The project is in its very early stages, and the photographs we can see now are only “design photos,” as opposed to working prototypes.
At this point in development, researchers are interested mainly in getting feedback on the design of the glasses. A group of Google X employees including Babak Parviz, Steve Lee and Sebastian Thrun posted, “We’re sharing this information now because we want to start a conversation and learn from your valuable input. So we took a few design photos to show what this technology could look like and created a video to demonstrate what it might enable you to do. …What would you like to see from Project Glass?”
Some features shown in the video include checking the weather, exchanging messages with contacts, finding directions and details on transportation availability, taking photos of something the wearer is looking at, and video chatting. All of these features are controlled by voice recognition; the wearer can give commands simply by speaking.
Of course, from the information presented in the video, there are some observable things that could become problematic for users. Examples might include background noise being picked up by the microphone, errors in speech recognition, the possibility of diminished privacy because the glasses see everything the user sees, and the fact that the video chat feature is not actually face-to-face. One issue that will need to be solved is whether people who already wear prescription glasses can wear Google’s augmented reality glasses as well – this one is being addressed now, and you can read more here.

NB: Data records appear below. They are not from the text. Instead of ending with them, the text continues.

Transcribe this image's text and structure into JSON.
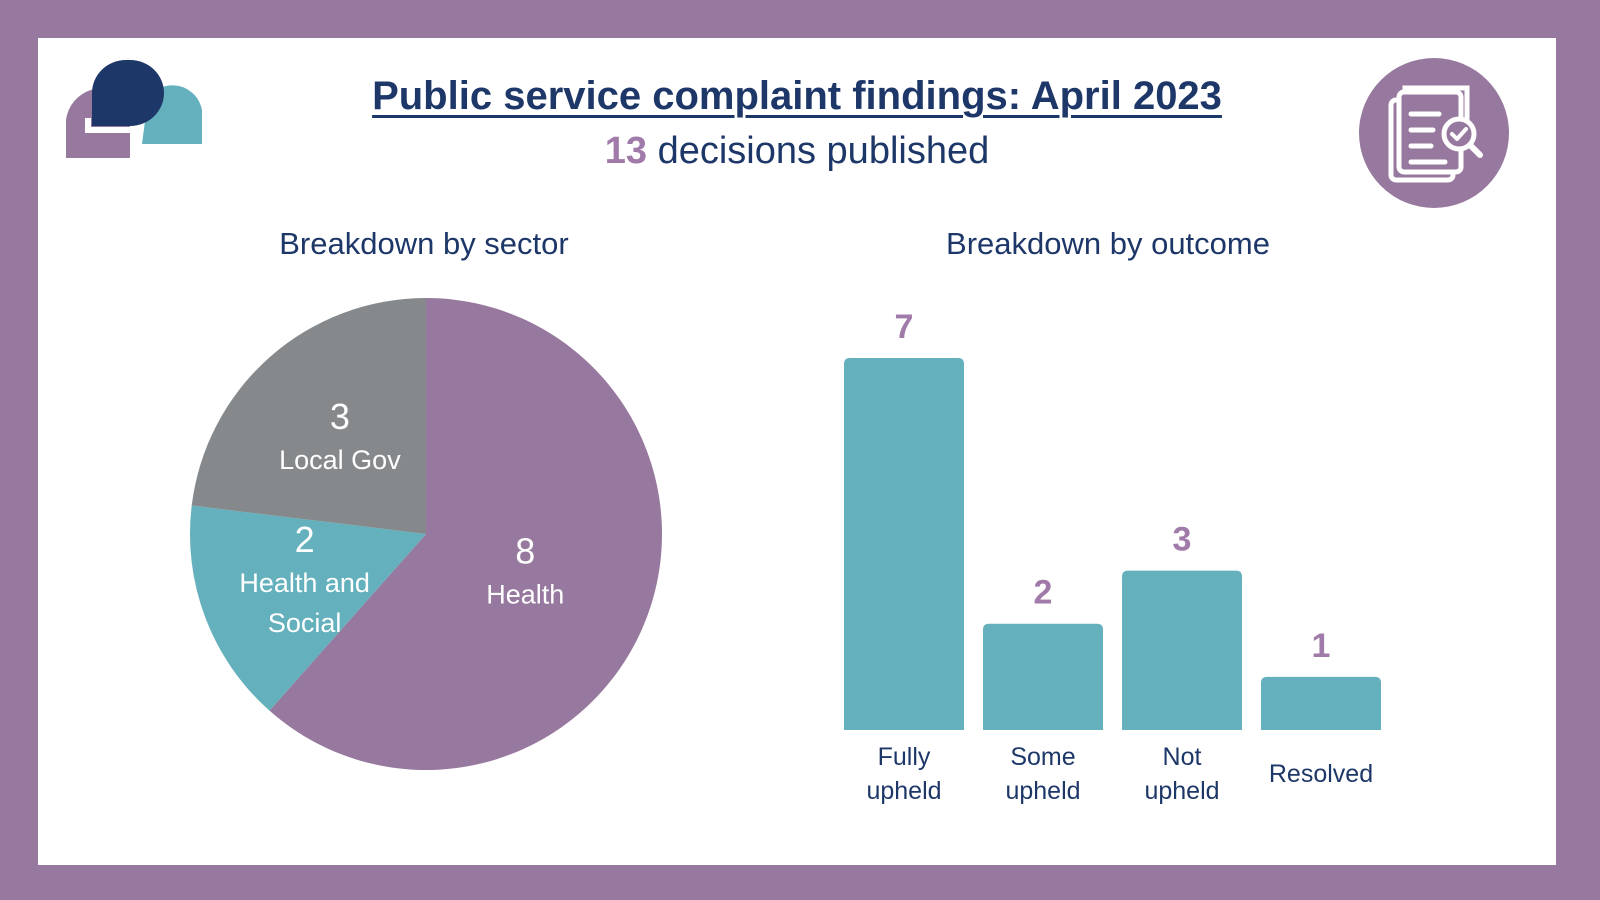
{
  "header": {
    "title": "Public service complaint findings: April 2023",
    "count": "13",
    "subtitle_suffix": " decisions published"
  },
  "icons": {
    "logo": "speech-bubbles-logo",
    "badge": "document-magnifier-icon"
  },
  "colors": {
    "frame": "#97789e",
    "navy": "#1d3768",
    "purple": "#97789e",
    "teal": "#64b0bc",
    "grey": "#85898b",
    "accent_number": "#a07aa8"
  },
  "chart_data": [
    {
      "type": "pie",
      "title": "Breakdown by sector",
      "slices": [
        {
          "label": "Health",
          "value": 8,
          "color": "#97789e"
        },
        {
          "label": "Health and Social",
          "value": 2,
          "color": "#64b0bc"
        },
        {
          "label": "Local Gov",
          "value": 3,
          "color": "#85898b"
        }
      ]
    },
    {
      "type": "bar",
      "title": "Breakdown by outcome",
      "categories": [
        "Fully upheld",
        "Some upheld",
        "Not upheld",
        "Resolved"
      ],
      "values": [
        7,
        2,
        3,
        1
      ],
      "bar_color": "#64b0bc",
      "label_color": "#a07aa8",
      "ylim": [
        0,
        7
      ]
    }
  ]
}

But with that said, it remains an interesting concept – after all, to have brought the project this far, Google’s engineers must have put some extensive thought into the design. Despite an earlier report, there are no plans for a release in 2012; it will be necessary to get more feedback and revise the design while the project is in its early stages of development. As of now, the release date (if Google continues to move forward) is yet to be known. I don’t think I’d ever wear them on a regular basis, personally, but I’m curious to know whether a working prototype will be developed and released in the next year or two. Those interested will just have to follow it and see how things develop.